Un agent de santé remporte une affaire sur le lait maternel après que le verrou de 5,50 £ n'a pas été installé

Un agent de santé remporte une affaire sur le lait maternel après que le verrou de 5,50 £ n'a pas été installé

Une travailleuse de soins de santé a été victime d'une discrimination de la part d'un conseil d'administration du NHS en raison de son sexe, après avoir omis de lui fournir un espace privé pour exprimer son lait maternel, a statué un tribunal.

Le jugement réservé par le juge a conclu que le conseil local de santé de l'université de Cardiff et de Vale n'avait pas fourni d'installations adéquates à la travailleuse, Mme Gibbins, qui a déclaré au tribunal qu'elle n'avait pas obtenu de chambre avec une porte verrouillée à son retour au travail. après un congé de maternité en août 2021. Le verrou aurait coûté 5,50 £.

D'autres aspects de sa plainte concernant la discrimination liée à la maternité et d'autres exemples de discrimination sexuelle ont été rejetés.

À une occasion, un collègue masculin est entré dans la pièce pendant que Mme Gibbins s'exprimait. Son employeur lui a suggéré de caler une chaise contre une porte pour la verrouiller, a-t-elle affirmé.

Mme Gibbins a été impliquée dans des discussions sur une évaluation des risques liés à la grossesse manquée par son employeur, sur des tâches d'infirmière modifiées et sur des griefs concernant l'indemnité d'absence.

La prestataire était absente du travail en raison de problèmes de santé en octobre 2021. Lors d'une réunion pour maladie de longue durée en novembre, elle a accepté de revenir à temps plein et on lui a dit qu'une serrure avait été installée dans le bureau qui lui avait été attribué pour exprimer ses besoins. Cependant, une nouvelle grossesse l'a obligée à ne retourner au travail que début décembre. Elle a ensuite enduré une crise de Covid et a repris le travail début janvier 2022.

Lorsque Gibbins a déposé une plainte concernant son traitement, on lui a dit que « les choses seraient différentes » après sa deuxième grossesse.
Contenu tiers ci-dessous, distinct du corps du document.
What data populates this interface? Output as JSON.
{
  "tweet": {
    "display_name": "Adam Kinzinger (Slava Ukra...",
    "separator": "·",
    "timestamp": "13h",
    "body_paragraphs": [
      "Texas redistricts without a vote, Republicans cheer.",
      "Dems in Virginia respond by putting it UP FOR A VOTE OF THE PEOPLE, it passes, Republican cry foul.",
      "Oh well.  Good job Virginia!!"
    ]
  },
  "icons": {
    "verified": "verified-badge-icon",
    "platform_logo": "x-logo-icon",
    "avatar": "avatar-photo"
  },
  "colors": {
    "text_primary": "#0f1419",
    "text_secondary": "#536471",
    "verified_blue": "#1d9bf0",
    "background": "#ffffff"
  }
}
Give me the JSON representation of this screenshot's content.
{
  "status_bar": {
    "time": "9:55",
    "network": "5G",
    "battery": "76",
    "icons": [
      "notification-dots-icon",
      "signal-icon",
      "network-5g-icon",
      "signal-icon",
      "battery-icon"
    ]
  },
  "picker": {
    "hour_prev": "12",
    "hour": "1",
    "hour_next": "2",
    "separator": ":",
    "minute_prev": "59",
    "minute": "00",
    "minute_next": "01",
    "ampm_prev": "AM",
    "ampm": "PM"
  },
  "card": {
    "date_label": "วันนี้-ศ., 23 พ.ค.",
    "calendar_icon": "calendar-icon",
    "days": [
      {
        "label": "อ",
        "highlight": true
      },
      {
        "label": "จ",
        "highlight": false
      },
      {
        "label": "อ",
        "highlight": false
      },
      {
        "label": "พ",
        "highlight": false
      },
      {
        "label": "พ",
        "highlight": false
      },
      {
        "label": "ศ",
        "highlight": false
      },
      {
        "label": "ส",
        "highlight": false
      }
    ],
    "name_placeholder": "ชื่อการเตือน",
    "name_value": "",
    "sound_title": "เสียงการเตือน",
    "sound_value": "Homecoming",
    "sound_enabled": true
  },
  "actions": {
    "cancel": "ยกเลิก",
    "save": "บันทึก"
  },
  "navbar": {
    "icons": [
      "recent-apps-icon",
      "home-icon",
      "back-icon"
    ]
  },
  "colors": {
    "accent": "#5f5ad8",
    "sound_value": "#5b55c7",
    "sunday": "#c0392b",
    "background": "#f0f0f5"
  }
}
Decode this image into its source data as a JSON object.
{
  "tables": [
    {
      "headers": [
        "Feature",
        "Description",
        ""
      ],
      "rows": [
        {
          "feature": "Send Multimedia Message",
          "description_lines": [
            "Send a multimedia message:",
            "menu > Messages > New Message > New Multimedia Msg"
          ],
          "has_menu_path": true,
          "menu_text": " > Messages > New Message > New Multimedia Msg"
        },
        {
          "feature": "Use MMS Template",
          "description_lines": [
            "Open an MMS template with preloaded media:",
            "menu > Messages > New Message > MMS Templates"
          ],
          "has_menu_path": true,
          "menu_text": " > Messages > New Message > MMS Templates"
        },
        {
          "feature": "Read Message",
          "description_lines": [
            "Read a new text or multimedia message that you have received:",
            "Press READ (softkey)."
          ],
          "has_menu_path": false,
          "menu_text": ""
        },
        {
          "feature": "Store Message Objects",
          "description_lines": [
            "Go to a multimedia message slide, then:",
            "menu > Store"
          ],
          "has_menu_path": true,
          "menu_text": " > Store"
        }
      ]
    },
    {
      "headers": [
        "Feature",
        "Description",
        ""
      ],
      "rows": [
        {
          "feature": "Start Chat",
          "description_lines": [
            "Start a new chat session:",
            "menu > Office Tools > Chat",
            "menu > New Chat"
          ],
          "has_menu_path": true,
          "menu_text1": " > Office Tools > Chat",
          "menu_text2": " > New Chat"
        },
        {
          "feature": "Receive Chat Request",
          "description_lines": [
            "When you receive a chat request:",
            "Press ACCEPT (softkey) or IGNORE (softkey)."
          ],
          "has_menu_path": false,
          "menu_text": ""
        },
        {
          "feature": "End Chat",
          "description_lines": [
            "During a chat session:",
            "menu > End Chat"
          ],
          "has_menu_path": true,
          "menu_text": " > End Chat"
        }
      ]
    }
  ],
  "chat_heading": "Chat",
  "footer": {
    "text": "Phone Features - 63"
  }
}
Cependant, le tribunal a appris qu'en 2023, lors de son retour au travail, il n'y avait qu'une seule pièce avec serrure disponible à certaines heures. Gibbins devait exprimer trois fois par jour pour maintenir son confort. Elle pensait que cela pourrait l’exposer à des maladies infectieuses et contaminer son lait.

Elle a également déclaré qu’elle se sentait comme un « fardeau » et a affirmé qu’on ne lui avait fourni aucun endroit pour stériliser son équipement.

Gibbins avait fait face à des griefs concernant des fiches de paie incorrectes, des évaluations du risque de grossesse et des horaires modifiés, mais l'affaire reposait essentiellement sur la mise à disposition d'une chambre. Le juge a statué : « Nous avons constaté qu'au moment du retour au travail de la réclamante le 6 août 2021, le défendeur n'avait pas mis en place ce qui avait été convenu pour le retour de la réclamante en tant que mère allaitante, à savoir une pièce verrouillable où la réclamante pouvait exprimer en toute confidentialité. Nous avons constaté que la réclamante comprenait et s'attendait à ce qu'une pièce fermant à clé lui soit fournie pour son retour.

Le tribunal n’a pas estimé que l’évaluation manquée du risque de grossesse constituait un traitement injuste.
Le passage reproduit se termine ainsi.